Menu deroulant

Les propos de Willy Sagnol et son dénouement avec Cheik Diabaté

   Dénouement d'un malentendu   


Au cœur de la tempête médiatique depuis ses propos polémiques sur le "joueur typique africain", Willy Sagnol a fondu en larmes pendant le match Lens-Bordeaux, comptant pour la 13e journée de Ligue 1, après le second but de son équipe marqué par Cheick Diabaté (41e).


L'attaquant malien des Girondins est venu enlacer son entraîneur, qui n'a pu contenir ses émotions après une semaine plus qu'agitée. Avant la rencontre, l'ancien joueur du Bayern Munich avait été copieusement sifflé par le public lensois lors de la présentation des équipes. En revanche, la poignée de main entre Sagnol et son homologue lensois Antoine Kombouaré, qui lui avait adressé de vives critiques en raison de ses propos polémiques, s'est déroulée normalement, comme Kombouaré l'avait promis.
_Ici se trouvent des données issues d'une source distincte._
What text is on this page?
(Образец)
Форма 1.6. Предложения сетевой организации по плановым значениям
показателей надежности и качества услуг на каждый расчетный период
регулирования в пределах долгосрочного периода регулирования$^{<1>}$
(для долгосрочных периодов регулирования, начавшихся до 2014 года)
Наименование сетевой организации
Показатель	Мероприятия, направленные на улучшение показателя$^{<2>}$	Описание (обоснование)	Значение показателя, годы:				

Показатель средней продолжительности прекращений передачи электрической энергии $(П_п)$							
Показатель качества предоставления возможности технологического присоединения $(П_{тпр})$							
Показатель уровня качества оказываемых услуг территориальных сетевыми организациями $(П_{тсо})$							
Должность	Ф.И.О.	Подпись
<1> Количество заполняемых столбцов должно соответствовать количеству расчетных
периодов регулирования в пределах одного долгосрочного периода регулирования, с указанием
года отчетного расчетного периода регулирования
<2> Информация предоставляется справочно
   Les propos repprochés à Willy SAGNOL et ses excuses 


Lundi, devant des lecteurs du quotidien Sud Ouest, l'entraîneur bordelais avait répondu à une question sur les absences liées à la Coupe d'Afrique des Nations, annonçant son intention de diminuer le nombre de joueurs africains dans son effectif. Il avait ensuite lâché : "L'avantage du joueur typique africain, c'est qu'il est pas cher", "c'est un joueur qui est prêt au combat généralement, qu'on peut qualifier de puissant sur un terrain". "Mais le foot, ce n'est pas que ça. Le foot c'est aussi de la technique, de l'intelligence, de  la discipline, il faut de tout. Des Nordiques aussi", avait-il enchaîné.



"Si par mon manque de clarté et ma sémantique imparfaite, j'ai pu faire que des personnes se soient senties choquées, humiliées ou blessées, j'en suis désolé", a assuré Willy Sagnol jeudi 6 novembre, en présence de Nicolas de Tavernost, président de la chaîne de télévision M6, propriétaire du club, et de Jean-Louis Triaud, président des Girondins.
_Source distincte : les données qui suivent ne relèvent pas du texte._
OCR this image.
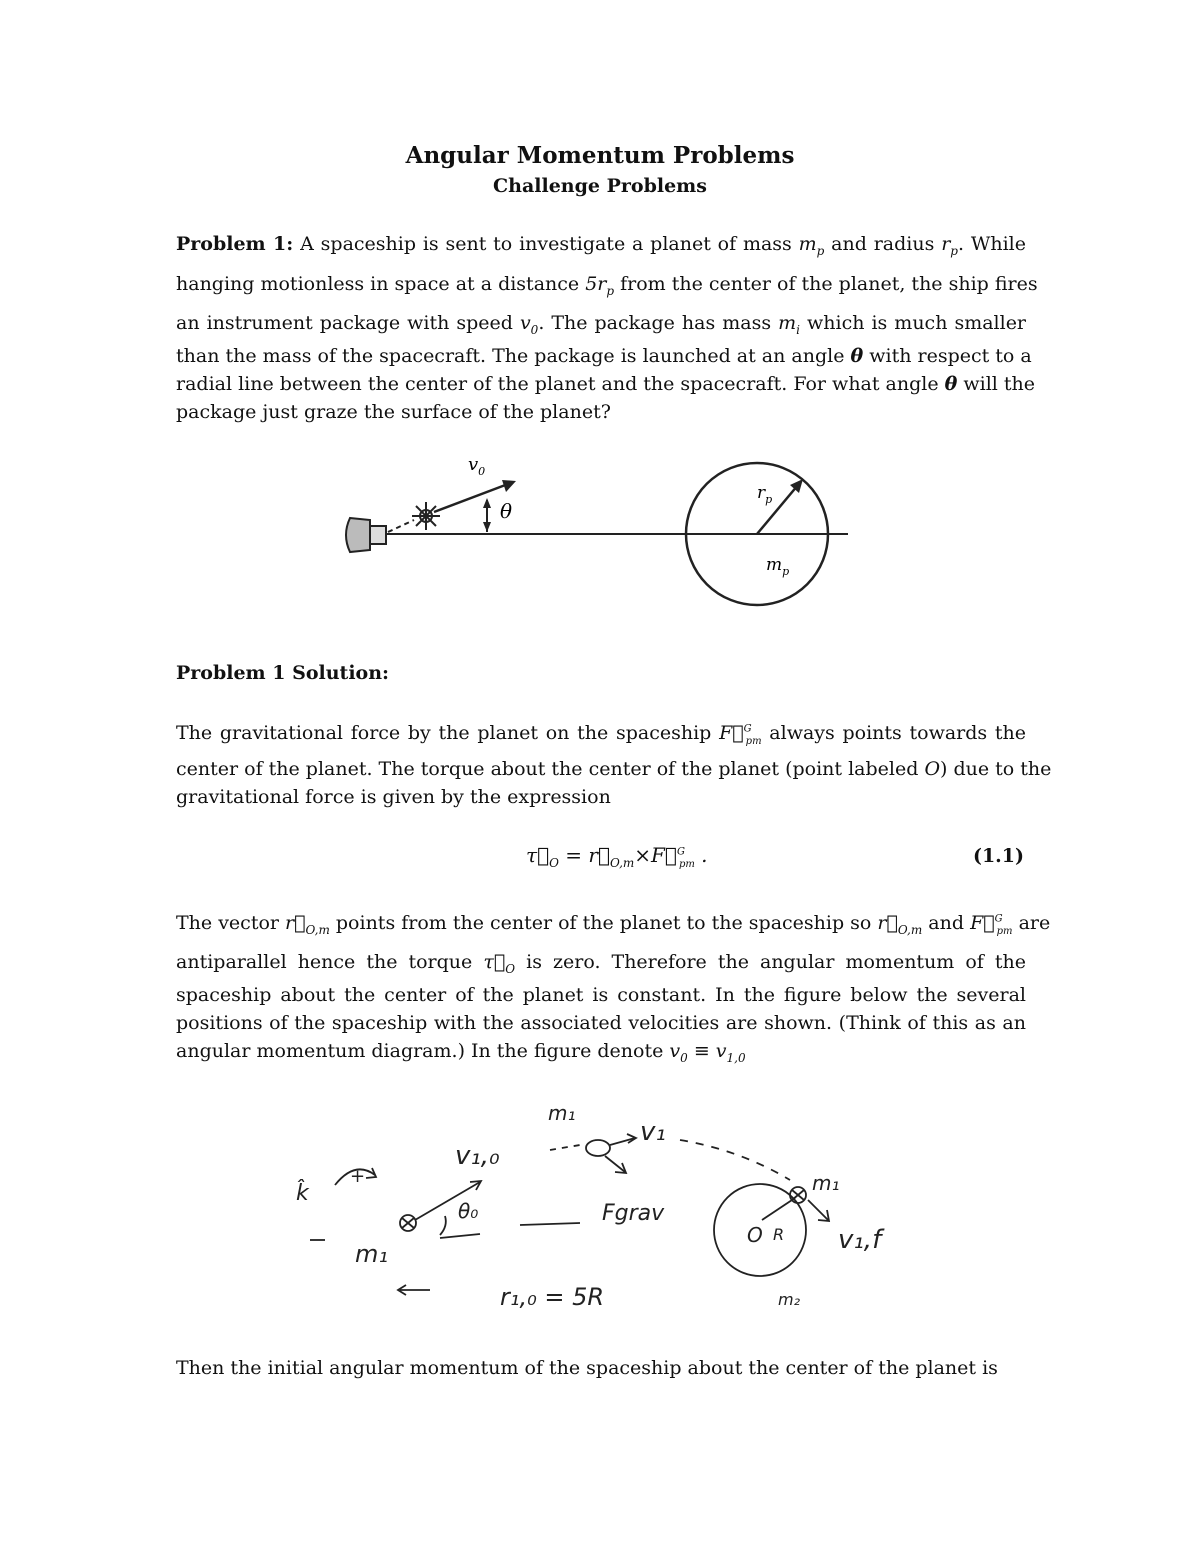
Angular Momentum Problems
Challenge Problems
Problem 1: A spaceship is sent to investigate a planet of mass $m_p$ and radius $r_p$. While
hanging motionless in space at a distance $5r_p$ from the center of the planet, the ship fires
an instrument package with speed $v_0$. The package has mass $m_i$ which is much smaller
than the mass of the spacecraft. The package is launched at an angle θ with respect to a
radial line between the center of the planet and the spacecraft. For what angle θ will the
package just graze the surface of the planet?
$v_0$
θ
$r_p$
$m_p$
Problem 1 Solution:
The gravitational force by the planet on the spaceship F⃗$^G_{pm}$ always points towards the
center of the planet. The torque about the center of the planet (point labeled O) due to the
gravitational force is given by the expression
$\tau⃗_O$ = $r⃗_{O,m}\times F⃗^G_{pm}$ .	(1.1)
The vector $r⃗_{O,m}$ points from the center of the planet to the spaceship so $r⃗_{O,m}$ and F⃗$^G_{pm}$ are
antiparallel hence the torque $\tau⃗_O$ is zero. Therefore the angular momentum of the
spaceship about the center of the planet is constant. In the figure below the several
positions of the spaceship with the associated velocities are shown. (Think of this as an
angular momentum diagram.) In the figure denote $v_0 \equiv v_{1,0}$
m₁
v₁,₀
v₁
Fgrav
θ₀
k̂
+
m₁
m₁
v₁,f
O R
m₂
r₁,₀ = 5R
Then the initial angular momentum of the spaceship about the center of the planet is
"L'interprétation que ces personnes ont pu faire ne reflète en rien la pensée qui était mienne, et surtout mes convictions humanistes", a-t-il insisté, soulignant avoir tenu ses propos dans un cadre "uniquement sportif et nullement politique ou sociétal".
  
"Lorsque j'ai parlé de l'Africain moins cher et prêt au combat, je voulais juste parler du jeune joueur africain qui arrive en Europe, avec toute sa volonté de réussir, et souvent pour échapper à une situation précaire. Ensuite, étant donné que nous étions dans une situation de football, l'intelligence que j'évoquais était bien évidemment l'intelligence tactique", a ensuite expliqué Willy Sagnol. "Je n'ai en aucun cas voulu parler de l'intelligence, au sens propre du terme, des individus".

   Le soutien de Jean-Louis Triaud  


Le président des Girondins de Bordeaux vole au secours de Willy Sagnol, pris dans la tempête médiatique. Le technicien bordelais a dressé un portrait selon lequel le joueur africain est "prêt au combat, qualifié de puissant sur un terrain. Mais le foot, ce n'est pas que ça. C'est aussi de la technique, de l'intelligence. C'est de la discipline."

Jean-Louis Triaud se déclare "à la fois en colère et triste" après les nombreuses réactions, dont celle de Lilian Thuram : "pour ceux qui connaissent Willy Sagnol, l'accuser de ce qu'on l'accuse est invraisemblable et farfelu."

D'un point de vue sportif, le président bordelais est revenu sur la formation des joueurs : "Lorsque l'on recrute un joueur du continent africain, il sort de formation africaine où on appuie surtout sur les qualités physiques et quand il arrive chez nous, ils ont besoin de compléter cette formation" précisant qu'ils le faisaient "très bien".